Thursday, July 26, 2012

How happy life can be

Yesterday I found out that one of my best friends is breaking up with her boyfriend. I felt so bad for her and I also felt guilty for feeling lucky about my own life. I have an amazing boyfriend (a fiancé even!) who's put up with me for almost 5 years now, who wouldn't even THINK about cheating on me, who is going to marry me because he knows how important that is to me and who has fully agreed to have babies with me (yay!) because he knows how good we are together. I can't imagine what it must be like to be 23 years old and single, while you're actually only looking for someone to start a life with... When I told K. that, I suddenly felt kind of anxious, like I was jinxing our relationship. Luckily, he said that I shouldn't worry about him cheating on me, because he already has a hard time handling just me. :)

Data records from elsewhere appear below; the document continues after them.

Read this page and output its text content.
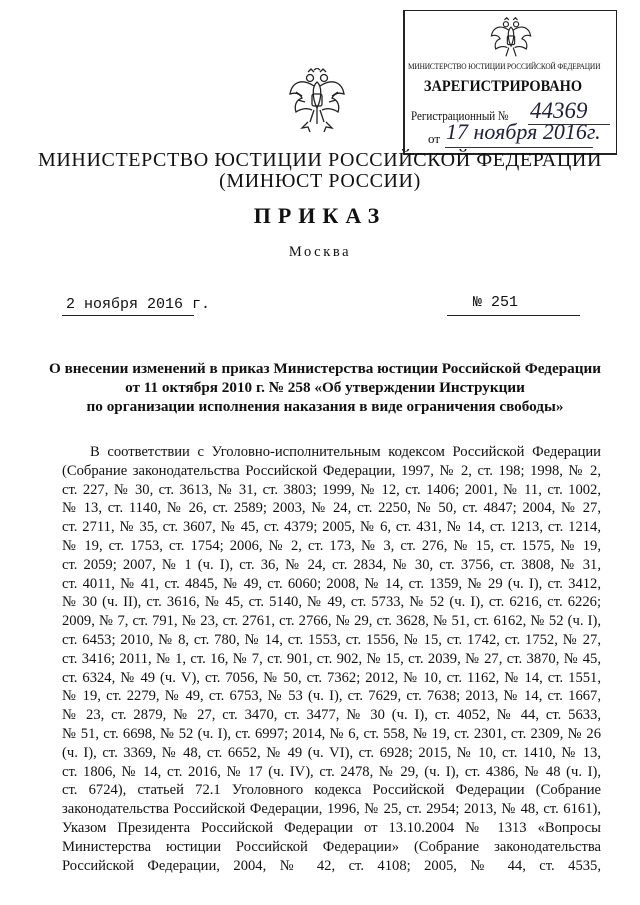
МИНИСТЕРСТВО ЮСТИЦИИ РОССИЙСКОЙ ФЕДЕРАЦИИ
ЗАРЕГИСТРИРОВАНО
Регистрационный № 44369
от 17 ноября 2016г.
МИНИСТЕРСТВО ЮСТИЦИИ РОССИЙСКОЙ ФЕДЕРАЦИИ
(МИНЮСТ РОССИИ)
ПРИКАЗ
Москва
2 ноября 2016 г.	№ 251
О внесении изменений в приказ Министерства юстиции Российской Федерации
от 11 октября 2010 г. № 258 «Об утверждении Инструкции
по организации исполнения наказания в виде ограничения свободы»
В соответствии с Уголовно-исполнительным кодексом Российской Федерации
(Собрание законодательства Российской Федерации, 1997, № 2, ст. 198; 1998, № 2,
ст. 227, № 30, ст. 3613, № 31, ст. 3803; 1999, № 12, ст. 1406; 2001, № 11, ст. 1002,
№ 13, ст. 1140, № 26, ст. 2589; 2003, № 24, ст. 2250, № 50, ст. 4847; 2004, № 27,
ст. 2711, № 35, ст. 3607, № 45, ст. 4379; 2005, № 6, ст. 431, № 14, ст. 1213, ст. 1214,
№ 19, ст. 1753, ст. 1754; 2006, № 2, ст. 173, № 3, ст. 276, № 15, ст. 1575, № 19,
ст. 2059; 2007, № 1 (ч. I), ст. 36, № 24, ст. 2834, № 30, ст. 3756, ст. 3808, № 31,
ст. 4011, № 41, ст. 4845, № 49, ст. 6060; 2008, № 14, ст. 1359, № 29 (ч. I), ст. 3412,
№ 30 (ч. II), ст. 3616, № 45, ст. 5140, № 49, ст. 5733, № 52 (ч. I), ст. 6216, ст. 6226;
2009, № 7, ст. 791, № 23, ст. 2761, ст. 2766, № 29, ст. 3628, № 51, ст. 6162, № 52 (ч. I),
ст. 6453; 2010, № 8, ст. 780, № 14, ст. 1553, ст. 1556, № 15, ст. 1742, ст. 1752, № 27,
ст. 3416; 2011, № 1, ст. 16, № 7, ст. 901, ст. 902, № 15, ст. 2039, № 27, ст. 3870, № 45,
ст. 6324, № 49 (ч. V), ст. 7056, № 50, ст. 7362; 2012, № 10, ст. 1162, № 14, ст. 1551,
№ 19, ст. 2279, № 49, ст. 6753, № 53 (ч. I), ст. 7629, ст. 7638; 2013, № 14, ст. 1667,
№ 23, ст. 2879, № 27, ст. 3470, ст. 3477, № 30 (ч. I), ст. 4052, № 44, ст. 5633,
№ 51, ст. 6698, № 52 (ч. I), ст. 6997; 2014, № 6, ст. 558, № 19, ст. 2301, ст. 2309, № 26
(ч. I), ст. 3369, № 48, ст. 6652, № 49 (ч. VI), ст. 6928; 2015, № 10, ст. 1410, № 13,
ст. 1806, № 14, ст. 2016, № 17 (ч. IV), ст. 2478, № 29, (ч. I), ст. 4386, № 48 (ч. I),
ст. 6724), статьей 72.1 Уголовного кодекса Российской Федерации (Собрание
законодательства Российской Федерации, 1996, № 25, ст. 2954; 2013, № 48, ст. 6161),
Указом Президента Российской Федерации от 13.10.2004 № 1313 «Вопросы
Министерства юстиции Российской Федерации» (Собрание законодательства
Российской Федерации, 2004, № 42, ст. 4108; 2005, № 44, ст. 4535,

Day 2 of our healthy living (We went to a barbecue at my baking friend's house yesterday. Oops!): Joke's healthy chicken salad! I refer to it as hers because I found the recipe on her blog, but whatever! K. and I went shopping together and bought so much stuff. I had three recipes with me and ticked off everything I needed. This time I remembered to take a picture!

Pretty, no?

I only left out the fennel. I wanted to use Greek yogurt instead of plain nonfat yogurt, like Joke (or should I say: my blogster friend's blogging sister) suggested, but I'm such a ditsy girl and I didn't know which Greek yogurt to choose. It's supposed to be healthy, but I only found Nestle yogurt. Doesn't sound very healthy to me! Anyway, there was something that tasted weird and overly sweet to me. Maybe I'm just not used to having yogurt in my food? I think I'm going to try it with cucumber instead of celery next time. Apparently, I only like celery when it's cooked. K. said he could have this salad every day for lunch!

Also, we had an appointment at the bank this morning to discuss refinancing our mortgage (Is it actually called refinancing when you rearrange a mortgage so that you get a lower interest rate and a shorter term? I'm not sure). I always get so stressed when I have to go to the bank for stuff like that, and I don't even know why. It just always makes me feel terrible and sad, as if just going to the bank will actually cost me all my savings. Oh well!